Monday, September 28, 2009

Adventures in virtual texture space, part 7

Yesterday I spend a little time on my VT project, fiddled with priorities and got a good speedup by rewriting my threading code.
I wasn't lock-free data structures before, and now that I am things are much better.

That said, I did notice that in my profiler i'm now spending *a lot* of cycles in my lock-free data structure.
I'm assuming this is because the IO thread is often waiting for things to load.

I've now capped my IO thread queue to x items, assuming that before the thread would ever load the last texture in the queue it would've already been supplemented with new items anyway.
This way the response time is increased, and i don't run the risk of infinitely growing my queue.

This is still a part that i'm experimenting with, and i still need to try a lot of the stuff that's been suggested to me in the comment section of last couple of posts.

Once again, my test data is far from optimal.
In a perfect situation you'd have roughly 1:1 pixel to virtual page texel ratio, but i sometimes need 32x more than that.
This is because of lots of textures 'stamped' onto the geometry, and lots of tiny slivers of geometry that use their own unique textures.

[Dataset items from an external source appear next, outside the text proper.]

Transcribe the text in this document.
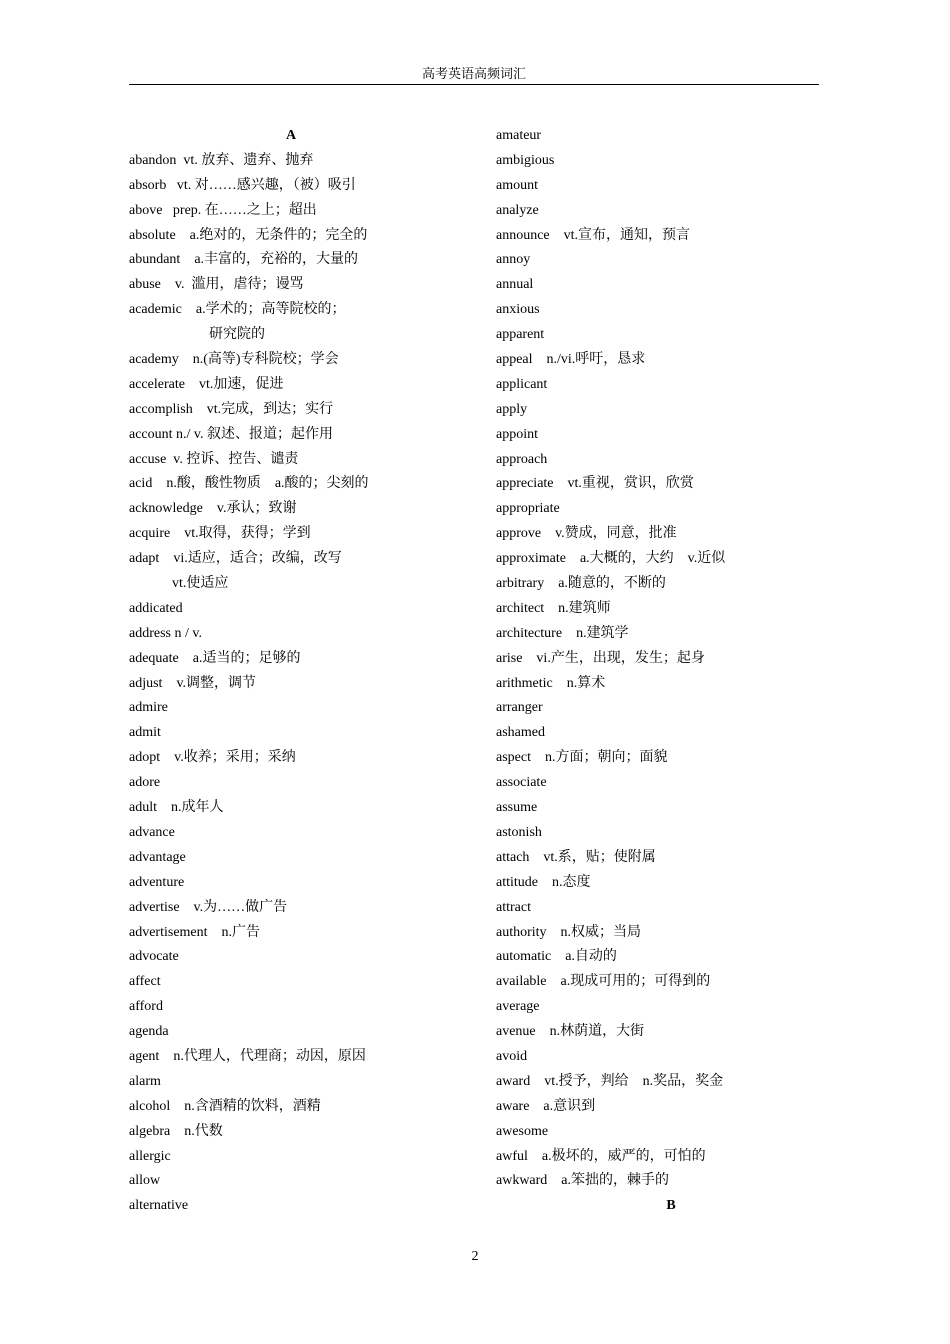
高考英语高频词汇
A
abandon  vt. 放弃、遗弃、抛弃
absorb   vt. 对……感兴趣，（被）吸引
above   prep. 在……之上；超出
absolute    a.绝对的，无条件的；完全的
abundant    a.丰富的，充裕的，大量的
abuse    v.  滥用，虐待；谩骂
academic    a.学术的；高等院校的；
研究院的
academy    n.(高等)专科院校；学会
accelerate    vt.加速，促进
accomplish    vt.完成，到达；实行
account n./ v. 叙述、报道；起作用
accuse  v. 控诉、控告、谴责
acid    n.酸，酸性物质    a.酸的；尖刻的
acknowledge    v.承认；致谢
acquire    vt.取得，获得；学到
adapt    vi.适应，适合；改编，改写
vt.使适应
addicated
address n / v.
adequate    a.适当的；足够的
adjust    v.调整，调节
admire
admit
adopt    v.收养；采用；采纳
adore
adult    n.成年人
advance
advantage
adventure
advertise    v.为……做广告
advertisement    n.广告
advocate
affect
afford
agenda
agent    n.代理人，代理商；动因，原因
alarm
alcohol    n.含酒精的饮料，酒精
algebra    n.代数
allergic
allow
alternative
amateur
ambigious
amount
analyze
announce    vt.宣布，通知，预言
annoy
annual
anxious
apparent
appeal    n./vi.呼吁，恳求
applicant
apply
appoint
approach
appreciate    vt.重视，赏识，欣赏
appropriate
approve    v.赞成，同意，批准
approximate    a.大概的，大约    v.近似
arbitrary    a.随意的，不断的
architect    n.建筑师
architecture    n.建筑学
arise    vi.产生，出现，发生；起身
arithmetic    n.算术
arranger
ashamed
aspect    n.方面；朝向；面貌
associate
assume
astonish
attach    vt.系，贴；使附属
attitude    n.态度
attract
authority    n.权威；当局
automatic    a.自动的
available    a.现成可用的；可得到的
average
avenue    n.林荫道，大街
avoid
award    vt.授予，判给    n.奖品，奖金
aware    a.意识到
awesome
awful    a.极坏的，威严的，可怕的
awkward    a.笨拙的，棘手的
B
2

This makes me believe that there are two ways to building virtual texture content.

One is that you build your virtual texture as a big texture-atlas, where although the textures themselves are only stored once (subdivided into pages), the pages themselves would actually be used many times in the indirection table.
UV coordinates would be calculated to take maximum advantage of this.
It might be somewhat tricky to do with multiple mip-levels, but it would speed up file IO and would remove some of the pressure on the page cache.
The UV coordinates would require more area, and the more uniquely textured area you have, the less efficient this would become.
This technique would be very close to regular, non virtual, texturing approaches, but would basically give you automatic texture management.

The other approach is to uv-unwrap all the geometry, avoiding overlapping unless the geometry truly lies on the same plane in world space.
The new UV coordinates would have to be aligned as much as possible with the original UV coordinate axis, to avoid the texturing looking different.
After this the original UV coordinates, and the textures belonging to each piece of geometry, would need to be rendered into the virtual texture.

This would more easily remove all the stamping problems I'm having, since the 'stamp' textures would be rendered on top of the original geometry (it would require some sorting though, somehow), and improve page locality.
Texel density would also be uniform across the geometry, which can also be a bad thing, lo-res textures could potentially use much more memory (like cube-maps which are processed as regular textures).
It would also be harder to re-use identical pages with this technique, since the chance that 2 pages are identical would probably be much smaller.

Also I tried rendering all my textures transparently, just to see how it looked, and I realized that using the readback approach to discover which pages has a serious defect: it can't look beyond the first surface, and since you might not have a page loaded yet, this won't even work with texture masks.
This is clearly a situation where an analytical approach would be superior.

Alas, I won't be able to spend as much time on virtual textures as the last couple of weeks.
I'm going to work at a client for the next two months, instead of at home, so the little time i can find will be fragmented at best.